TitleTrajectories of behavioral regulation for Taiwanese children from 3.5 to 6 years and relations to math and vocabulary outcomes
Publication TypeJournal Article
Year of Publication2016
AuthorsWanless, SB, Kim, KH, Zhang, C, Degol, JL, Chen, JL, Chen, FM
JournalEarly Childhood Research Quarterly
Pagination104 - 114
Date PublishedJan-31-2016


  • Taiwanese children had two trajectories of behavioral regulation development.
  • Two-thirds were “increasing regulators” who developed at a fairly consistent rate.
  • “Steady-then-increasing regulators” developed at a higher rate after 60 months old.
  • Age was related but gender and mother’s education were not related to trajectory.
  • “Increasing regulator” positively related to vocabulary growth, but not math.

Strong behavioral regulation skills in early childhood have been found to be related to high academic outcomes for Taiwanese children but little is known about the developmental trajectories for behavioral regulation and their relations to academic outcomes.
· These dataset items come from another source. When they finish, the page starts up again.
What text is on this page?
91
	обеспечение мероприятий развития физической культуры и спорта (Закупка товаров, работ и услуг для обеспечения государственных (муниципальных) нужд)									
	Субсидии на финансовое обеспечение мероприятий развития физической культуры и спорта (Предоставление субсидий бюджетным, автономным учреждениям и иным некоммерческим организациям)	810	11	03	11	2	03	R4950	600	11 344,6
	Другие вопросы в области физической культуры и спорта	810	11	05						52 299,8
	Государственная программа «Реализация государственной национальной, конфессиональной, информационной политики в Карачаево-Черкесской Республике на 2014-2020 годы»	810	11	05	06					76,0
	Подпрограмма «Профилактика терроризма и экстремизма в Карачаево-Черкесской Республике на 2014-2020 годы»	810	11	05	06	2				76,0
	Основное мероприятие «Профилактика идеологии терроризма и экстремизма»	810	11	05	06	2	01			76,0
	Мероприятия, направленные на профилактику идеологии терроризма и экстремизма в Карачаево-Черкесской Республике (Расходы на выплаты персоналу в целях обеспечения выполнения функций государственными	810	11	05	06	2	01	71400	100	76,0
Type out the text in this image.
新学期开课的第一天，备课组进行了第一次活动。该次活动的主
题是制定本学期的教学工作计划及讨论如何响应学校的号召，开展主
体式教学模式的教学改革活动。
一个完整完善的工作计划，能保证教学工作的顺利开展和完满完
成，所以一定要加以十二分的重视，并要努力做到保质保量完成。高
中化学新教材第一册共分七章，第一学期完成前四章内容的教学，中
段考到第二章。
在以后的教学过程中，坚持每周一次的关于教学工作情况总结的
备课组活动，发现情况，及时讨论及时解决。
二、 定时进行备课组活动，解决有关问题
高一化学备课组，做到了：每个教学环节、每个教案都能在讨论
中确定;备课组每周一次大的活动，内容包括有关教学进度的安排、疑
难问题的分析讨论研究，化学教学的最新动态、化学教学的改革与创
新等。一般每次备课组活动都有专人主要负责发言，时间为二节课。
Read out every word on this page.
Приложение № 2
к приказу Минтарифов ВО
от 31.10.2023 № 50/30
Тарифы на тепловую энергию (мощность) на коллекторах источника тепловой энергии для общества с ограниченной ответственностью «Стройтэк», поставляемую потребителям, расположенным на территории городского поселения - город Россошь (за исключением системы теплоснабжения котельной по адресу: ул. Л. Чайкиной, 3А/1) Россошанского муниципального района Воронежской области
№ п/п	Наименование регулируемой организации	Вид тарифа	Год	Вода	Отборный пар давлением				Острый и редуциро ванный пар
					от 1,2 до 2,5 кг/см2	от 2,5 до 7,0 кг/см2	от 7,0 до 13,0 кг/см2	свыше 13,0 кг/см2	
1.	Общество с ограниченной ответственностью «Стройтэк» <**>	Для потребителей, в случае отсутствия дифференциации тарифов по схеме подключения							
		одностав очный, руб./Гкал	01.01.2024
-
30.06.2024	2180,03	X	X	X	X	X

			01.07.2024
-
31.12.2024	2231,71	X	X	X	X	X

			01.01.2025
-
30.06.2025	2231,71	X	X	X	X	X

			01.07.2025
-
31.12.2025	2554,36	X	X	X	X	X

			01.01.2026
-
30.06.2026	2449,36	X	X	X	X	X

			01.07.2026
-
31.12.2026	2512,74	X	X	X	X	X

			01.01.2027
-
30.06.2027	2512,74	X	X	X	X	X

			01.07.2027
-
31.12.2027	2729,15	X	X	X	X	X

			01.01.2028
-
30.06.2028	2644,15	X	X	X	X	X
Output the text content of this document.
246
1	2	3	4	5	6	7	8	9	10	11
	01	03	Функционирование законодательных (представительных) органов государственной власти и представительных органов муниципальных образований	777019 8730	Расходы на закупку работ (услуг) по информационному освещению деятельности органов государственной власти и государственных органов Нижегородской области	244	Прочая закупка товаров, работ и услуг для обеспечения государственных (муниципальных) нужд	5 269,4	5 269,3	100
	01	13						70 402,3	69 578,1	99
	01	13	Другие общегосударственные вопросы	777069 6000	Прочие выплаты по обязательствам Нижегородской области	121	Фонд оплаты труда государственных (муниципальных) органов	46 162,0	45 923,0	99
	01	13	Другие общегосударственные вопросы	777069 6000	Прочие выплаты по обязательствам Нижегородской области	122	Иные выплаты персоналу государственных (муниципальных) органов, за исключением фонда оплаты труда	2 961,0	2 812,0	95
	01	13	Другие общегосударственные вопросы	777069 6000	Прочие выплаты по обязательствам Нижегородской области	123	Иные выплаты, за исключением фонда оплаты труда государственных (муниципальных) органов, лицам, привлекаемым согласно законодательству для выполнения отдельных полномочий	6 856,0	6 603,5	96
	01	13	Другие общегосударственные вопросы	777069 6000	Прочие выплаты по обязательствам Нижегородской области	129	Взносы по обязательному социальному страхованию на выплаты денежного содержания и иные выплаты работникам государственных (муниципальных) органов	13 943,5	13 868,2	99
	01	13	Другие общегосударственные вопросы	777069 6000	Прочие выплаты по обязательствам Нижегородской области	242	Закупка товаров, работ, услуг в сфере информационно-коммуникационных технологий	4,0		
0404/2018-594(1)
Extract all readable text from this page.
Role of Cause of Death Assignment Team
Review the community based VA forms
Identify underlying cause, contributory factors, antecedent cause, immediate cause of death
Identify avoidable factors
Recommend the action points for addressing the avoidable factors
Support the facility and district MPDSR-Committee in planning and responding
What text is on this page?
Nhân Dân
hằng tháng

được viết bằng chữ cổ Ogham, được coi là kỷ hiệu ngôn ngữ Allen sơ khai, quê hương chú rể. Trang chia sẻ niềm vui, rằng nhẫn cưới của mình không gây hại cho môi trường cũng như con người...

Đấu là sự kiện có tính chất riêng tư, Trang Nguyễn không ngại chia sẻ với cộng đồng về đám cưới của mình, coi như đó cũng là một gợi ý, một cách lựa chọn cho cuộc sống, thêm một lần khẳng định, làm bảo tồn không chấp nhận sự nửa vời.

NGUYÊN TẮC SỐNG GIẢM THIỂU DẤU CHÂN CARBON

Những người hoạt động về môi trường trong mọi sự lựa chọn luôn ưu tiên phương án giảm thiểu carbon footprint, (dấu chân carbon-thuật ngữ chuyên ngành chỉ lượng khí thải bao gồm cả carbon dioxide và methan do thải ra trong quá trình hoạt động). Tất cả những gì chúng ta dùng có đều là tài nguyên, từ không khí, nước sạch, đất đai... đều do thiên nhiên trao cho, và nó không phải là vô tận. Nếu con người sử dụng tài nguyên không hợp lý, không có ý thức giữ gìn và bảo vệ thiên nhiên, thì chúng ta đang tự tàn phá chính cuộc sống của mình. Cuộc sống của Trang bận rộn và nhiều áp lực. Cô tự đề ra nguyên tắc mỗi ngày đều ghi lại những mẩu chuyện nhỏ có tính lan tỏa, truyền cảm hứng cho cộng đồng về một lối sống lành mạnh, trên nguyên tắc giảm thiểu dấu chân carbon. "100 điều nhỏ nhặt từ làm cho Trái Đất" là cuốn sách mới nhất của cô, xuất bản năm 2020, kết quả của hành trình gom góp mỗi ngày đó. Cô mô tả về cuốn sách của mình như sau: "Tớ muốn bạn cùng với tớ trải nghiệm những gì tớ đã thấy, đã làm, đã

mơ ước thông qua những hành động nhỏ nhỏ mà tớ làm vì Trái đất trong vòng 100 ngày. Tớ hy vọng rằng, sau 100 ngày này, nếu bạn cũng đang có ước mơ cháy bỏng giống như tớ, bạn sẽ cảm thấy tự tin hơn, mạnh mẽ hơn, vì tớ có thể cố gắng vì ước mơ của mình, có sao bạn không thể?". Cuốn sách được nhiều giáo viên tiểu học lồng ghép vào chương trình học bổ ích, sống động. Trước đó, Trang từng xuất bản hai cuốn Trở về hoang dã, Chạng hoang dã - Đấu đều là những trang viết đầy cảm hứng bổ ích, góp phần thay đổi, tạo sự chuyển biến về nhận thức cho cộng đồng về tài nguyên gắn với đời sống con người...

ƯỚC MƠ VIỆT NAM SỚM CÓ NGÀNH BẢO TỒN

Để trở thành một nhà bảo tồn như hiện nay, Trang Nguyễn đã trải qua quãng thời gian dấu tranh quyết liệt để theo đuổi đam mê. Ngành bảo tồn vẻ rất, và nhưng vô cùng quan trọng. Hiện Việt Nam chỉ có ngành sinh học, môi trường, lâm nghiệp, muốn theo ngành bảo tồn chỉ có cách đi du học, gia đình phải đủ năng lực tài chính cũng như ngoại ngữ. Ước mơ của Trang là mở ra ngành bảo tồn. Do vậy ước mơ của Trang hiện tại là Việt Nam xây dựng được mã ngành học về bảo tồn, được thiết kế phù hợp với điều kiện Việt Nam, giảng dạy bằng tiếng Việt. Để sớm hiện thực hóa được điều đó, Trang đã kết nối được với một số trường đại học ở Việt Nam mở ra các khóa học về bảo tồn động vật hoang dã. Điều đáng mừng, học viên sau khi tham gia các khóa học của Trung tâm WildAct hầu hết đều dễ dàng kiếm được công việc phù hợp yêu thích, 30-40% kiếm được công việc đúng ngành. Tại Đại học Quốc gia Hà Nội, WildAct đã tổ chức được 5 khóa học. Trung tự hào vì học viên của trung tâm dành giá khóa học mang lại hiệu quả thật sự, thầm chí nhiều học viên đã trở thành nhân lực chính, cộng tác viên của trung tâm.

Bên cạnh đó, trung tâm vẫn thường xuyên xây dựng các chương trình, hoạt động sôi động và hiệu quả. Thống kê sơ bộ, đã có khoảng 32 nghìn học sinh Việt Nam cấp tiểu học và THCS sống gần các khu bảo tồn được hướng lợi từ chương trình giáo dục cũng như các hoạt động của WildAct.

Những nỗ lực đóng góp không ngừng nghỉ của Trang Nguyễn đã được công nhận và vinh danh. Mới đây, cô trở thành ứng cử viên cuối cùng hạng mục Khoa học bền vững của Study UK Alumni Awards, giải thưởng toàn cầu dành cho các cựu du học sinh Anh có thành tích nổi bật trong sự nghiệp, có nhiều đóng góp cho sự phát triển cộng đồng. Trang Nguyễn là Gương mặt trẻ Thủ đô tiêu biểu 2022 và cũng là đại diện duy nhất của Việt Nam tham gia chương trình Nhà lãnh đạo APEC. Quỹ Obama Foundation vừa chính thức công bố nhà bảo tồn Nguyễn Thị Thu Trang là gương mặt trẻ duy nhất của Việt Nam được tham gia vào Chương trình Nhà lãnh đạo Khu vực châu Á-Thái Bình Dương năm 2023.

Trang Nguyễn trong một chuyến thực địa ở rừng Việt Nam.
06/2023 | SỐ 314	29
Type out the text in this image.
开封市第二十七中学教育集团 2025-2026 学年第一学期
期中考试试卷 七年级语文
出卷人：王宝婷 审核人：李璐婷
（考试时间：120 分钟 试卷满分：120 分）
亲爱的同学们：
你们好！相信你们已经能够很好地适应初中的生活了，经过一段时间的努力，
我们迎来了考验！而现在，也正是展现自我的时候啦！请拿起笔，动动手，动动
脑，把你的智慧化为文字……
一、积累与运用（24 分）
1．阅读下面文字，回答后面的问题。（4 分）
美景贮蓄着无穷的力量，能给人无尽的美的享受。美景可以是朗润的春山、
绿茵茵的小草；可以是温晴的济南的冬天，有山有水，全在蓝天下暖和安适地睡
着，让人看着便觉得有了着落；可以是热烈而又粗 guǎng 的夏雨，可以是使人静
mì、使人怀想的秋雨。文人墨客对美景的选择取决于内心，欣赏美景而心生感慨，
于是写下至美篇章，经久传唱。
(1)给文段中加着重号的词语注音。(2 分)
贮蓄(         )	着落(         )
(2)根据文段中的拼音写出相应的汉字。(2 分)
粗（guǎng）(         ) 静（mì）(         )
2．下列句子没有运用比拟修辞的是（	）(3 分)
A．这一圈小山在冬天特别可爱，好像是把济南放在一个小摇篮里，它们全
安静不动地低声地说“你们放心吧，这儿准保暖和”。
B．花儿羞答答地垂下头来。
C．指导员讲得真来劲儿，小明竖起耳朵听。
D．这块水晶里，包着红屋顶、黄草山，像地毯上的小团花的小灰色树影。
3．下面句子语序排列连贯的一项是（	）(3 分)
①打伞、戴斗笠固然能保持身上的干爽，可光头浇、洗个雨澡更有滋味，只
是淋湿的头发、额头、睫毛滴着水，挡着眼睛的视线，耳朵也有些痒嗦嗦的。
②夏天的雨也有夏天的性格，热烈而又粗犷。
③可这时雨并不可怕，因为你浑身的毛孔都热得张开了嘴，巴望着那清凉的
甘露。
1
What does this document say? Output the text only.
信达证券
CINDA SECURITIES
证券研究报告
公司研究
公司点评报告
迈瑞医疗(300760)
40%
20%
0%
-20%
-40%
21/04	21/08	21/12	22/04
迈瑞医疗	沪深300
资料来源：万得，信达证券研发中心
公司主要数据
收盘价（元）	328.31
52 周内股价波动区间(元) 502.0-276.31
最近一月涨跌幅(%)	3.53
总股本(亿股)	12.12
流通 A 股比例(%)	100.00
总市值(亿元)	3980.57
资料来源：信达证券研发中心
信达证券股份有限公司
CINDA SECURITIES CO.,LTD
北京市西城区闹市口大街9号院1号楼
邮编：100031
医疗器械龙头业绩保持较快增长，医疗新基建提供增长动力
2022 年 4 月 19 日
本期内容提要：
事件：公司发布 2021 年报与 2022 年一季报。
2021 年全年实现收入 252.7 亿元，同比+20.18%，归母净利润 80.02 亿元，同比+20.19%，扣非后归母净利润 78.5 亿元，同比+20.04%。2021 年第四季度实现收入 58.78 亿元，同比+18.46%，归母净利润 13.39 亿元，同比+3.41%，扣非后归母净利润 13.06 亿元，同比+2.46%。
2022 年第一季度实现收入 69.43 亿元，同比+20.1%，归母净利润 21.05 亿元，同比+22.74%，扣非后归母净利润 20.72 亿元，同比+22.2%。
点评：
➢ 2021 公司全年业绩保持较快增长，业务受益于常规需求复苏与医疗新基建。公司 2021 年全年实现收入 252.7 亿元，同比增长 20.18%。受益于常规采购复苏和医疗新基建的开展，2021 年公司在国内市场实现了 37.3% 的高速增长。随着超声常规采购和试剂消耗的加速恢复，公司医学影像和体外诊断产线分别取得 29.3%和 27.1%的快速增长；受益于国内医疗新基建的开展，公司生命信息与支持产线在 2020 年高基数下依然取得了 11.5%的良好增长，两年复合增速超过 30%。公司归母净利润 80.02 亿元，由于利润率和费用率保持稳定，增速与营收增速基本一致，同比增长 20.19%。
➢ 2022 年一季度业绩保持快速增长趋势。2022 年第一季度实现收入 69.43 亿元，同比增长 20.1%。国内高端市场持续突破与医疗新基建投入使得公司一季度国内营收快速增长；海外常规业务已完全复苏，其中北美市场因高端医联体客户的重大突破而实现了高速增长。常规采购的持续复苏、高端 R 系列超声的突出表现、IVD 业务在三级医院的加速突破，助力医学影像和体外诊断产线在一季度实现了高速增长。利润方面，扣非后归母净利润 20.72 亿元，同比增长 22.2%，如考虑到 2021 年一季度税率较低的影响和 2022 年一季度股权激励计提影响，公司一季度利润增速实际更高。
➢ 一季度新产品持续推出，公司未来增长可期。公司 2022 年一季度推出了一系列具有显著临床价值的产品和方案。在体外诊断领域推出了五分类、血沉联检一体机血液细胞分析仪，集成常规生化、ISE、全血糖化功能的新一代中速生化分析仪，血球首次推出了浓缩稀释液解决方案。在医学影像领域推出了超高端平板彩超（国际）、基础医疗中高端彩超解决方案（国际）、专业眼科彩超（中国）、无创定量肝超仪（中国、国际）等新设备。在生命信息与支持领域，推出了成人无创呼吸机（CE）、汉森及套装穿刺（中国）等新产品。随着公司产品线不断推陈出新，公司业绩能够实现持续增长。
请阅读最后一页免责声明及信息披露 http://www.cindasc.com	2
Behavioral regulation was assessed for 192 Taiwanese children across an 18 month period at three time points using a direct assessment (Head–Toes–Knees–Shoulders task). Mean age of the children at the initial time-point was 4.10 years. Results of person-centered analyses indicated two distinct trajectories. One group described as ‘Increasing regulators’ developed self-regulation at a regular rate throughout the assessment period whereas the second group described as steady-then-increasing regulators developed more slowly initially and then their growth rate increased towards the end of the assessment period. Trajectory membership was significantly related to children’s age (with relatively older children in the steady-then-increasing regulator  group), but not to child gender, or mother’s education. Being an increasing regulator was significantly related to greater growth in vocabulary skills, but not math skills at the third time point. These findings highlight the use of person-centered analyses to understand unique developmental trajectories for behavioral regulation and relations to academic outcomes.